By anon255311 — On Mar 16, 2012

This is a great article. It really got the point across. It could've listed some more examples of house hold uses for CFCs. And it would've been helpful if it mentioned the cycle of how CFC's hurt the ozone by releasing chlorine molecule when subjected to sunlight.

By vogueknit17 — On Jan 29, 2011

One of the problems, looking back at CFCs and ozone, is that even then people were gathering a lot of evidence of the risk of climate change. However, even though people like Rachel Carson were pointing out the damages to the larger environment as well as to animals more directly, people refused to take notice; this sort of selective hearing has just gotten worse and worse in some segments of society.
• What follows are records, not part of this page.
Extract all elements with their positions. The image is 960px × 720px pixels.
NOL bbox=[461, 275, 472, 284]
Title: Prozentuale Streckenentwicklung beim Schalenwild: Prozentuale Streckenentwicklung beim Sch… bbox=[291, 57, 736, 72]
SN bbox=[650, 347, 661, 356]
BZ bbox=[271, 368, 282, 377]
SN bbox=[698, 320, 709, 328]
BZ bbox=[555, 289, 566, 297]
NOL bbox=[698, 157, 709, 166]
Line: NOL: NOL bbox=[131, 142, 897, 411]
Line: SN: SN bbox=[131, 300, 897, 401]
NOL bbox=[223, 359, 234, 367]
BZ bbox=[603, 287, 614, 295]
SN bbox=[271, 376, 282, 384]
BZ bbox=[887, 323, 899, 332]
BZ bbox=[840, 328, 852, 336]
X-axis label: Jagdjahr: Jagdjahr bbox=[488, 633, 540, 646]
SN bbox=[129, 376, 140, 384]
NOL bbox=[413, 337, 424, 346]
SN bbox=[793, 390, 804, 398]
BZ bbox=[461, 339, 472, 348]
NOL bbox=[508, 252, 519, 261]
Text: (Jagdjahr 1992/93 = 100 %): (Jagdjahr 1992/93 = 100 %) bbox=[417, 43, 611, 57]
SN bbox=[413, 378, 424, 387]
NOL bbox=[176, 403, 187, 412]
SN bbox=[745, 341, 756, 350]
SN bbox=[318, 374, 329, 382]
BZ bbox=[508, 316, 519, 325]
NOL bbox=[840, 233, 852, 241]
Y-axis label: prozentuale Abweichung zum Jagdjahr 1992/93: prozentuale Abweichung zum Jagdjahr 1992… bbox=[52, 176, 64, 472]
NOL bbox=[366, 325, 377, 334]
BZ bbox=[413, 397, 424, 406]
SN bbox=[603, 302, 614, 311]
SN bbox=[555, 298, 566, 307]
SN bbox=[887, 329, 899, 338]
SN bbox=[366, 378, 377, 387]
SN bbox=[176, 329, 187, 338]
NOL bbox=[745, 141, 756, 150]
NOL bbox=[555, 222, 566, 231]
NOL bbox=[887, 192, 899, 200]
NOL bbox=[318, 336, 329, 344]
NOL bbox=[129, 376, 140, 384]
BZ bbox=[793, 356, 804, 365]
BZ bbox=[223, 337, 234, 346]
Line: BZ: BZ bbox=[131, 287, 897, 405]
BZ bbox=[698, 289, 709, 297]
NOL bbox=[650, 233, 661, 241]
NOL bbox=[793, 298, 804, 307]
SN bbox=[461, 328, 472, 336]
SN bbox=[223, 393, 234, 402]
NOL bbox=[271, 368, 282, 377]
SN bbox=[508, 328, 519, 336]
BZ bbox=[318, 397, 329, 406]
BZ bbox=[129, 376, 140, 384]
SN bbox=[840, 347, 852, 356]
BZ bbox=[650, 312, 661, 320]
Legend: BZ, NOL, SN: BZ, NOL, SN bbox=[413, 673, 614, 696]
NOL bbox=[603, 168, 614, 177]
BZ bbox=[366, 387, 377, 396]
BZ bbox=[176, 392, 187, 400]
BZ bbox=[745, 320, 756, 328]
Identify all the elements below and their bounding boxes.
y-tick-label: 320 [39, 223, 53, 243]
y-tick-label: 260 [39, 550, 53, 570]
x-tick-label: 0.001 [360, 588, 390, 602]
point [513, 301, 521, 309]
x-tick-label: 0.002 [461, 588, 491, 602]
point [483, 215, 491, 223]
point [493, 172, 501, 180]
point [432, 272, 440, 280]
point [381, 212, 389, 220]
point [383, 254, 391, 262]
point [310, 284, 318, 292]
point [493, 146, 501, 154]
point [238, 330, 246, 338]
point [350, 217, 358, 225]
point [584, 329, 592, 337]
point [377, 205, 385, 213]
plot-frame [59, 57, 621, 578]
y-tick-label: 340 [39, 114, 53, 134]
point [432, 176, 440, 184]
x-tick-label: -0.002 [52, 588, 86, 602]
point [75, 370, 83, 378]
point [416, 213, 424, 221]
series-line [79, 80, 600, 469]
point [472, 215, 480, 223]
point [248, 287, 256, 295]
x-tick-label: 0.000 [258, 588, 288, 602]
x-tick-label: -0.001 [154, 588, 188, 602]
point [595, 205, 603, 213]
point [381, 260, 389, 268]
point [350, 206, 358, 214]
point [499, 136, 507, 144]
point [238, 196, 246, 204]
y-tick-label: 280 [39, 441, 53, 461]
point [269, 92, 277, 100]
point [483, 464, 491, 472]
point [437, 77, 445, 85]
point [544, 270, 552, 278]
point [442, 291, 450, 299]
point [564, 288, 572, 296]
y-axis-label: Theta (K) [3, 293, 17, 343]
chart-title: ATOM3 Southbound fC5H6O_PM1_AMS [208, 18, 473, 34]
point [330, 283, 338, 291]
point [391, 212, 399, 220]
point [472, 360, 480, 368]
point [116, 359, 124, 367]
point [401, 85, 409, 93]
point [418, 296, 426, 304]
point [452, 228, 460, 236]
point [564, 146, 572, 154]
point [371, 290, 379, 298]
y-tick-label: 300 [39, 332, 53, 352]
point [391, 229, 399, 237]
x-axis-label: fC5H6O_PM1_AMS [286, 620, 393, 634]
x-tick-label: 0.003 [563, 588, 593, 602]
By widget2010 — On Jan 27, 2011

These days most aerosol products are not really sources of CFCs, though they still have their own problems.

By panda2006 — On Jan 26, 2011

In addition to the problems they caused for the climate, many CFCs also had disastrous effects on the animals living in the places where they were most often used; the increase of these chemicals was the cause. However, this was at least more easily fixed after the limiting of CFC use than some other effects of CFCs, such as ozone depletion.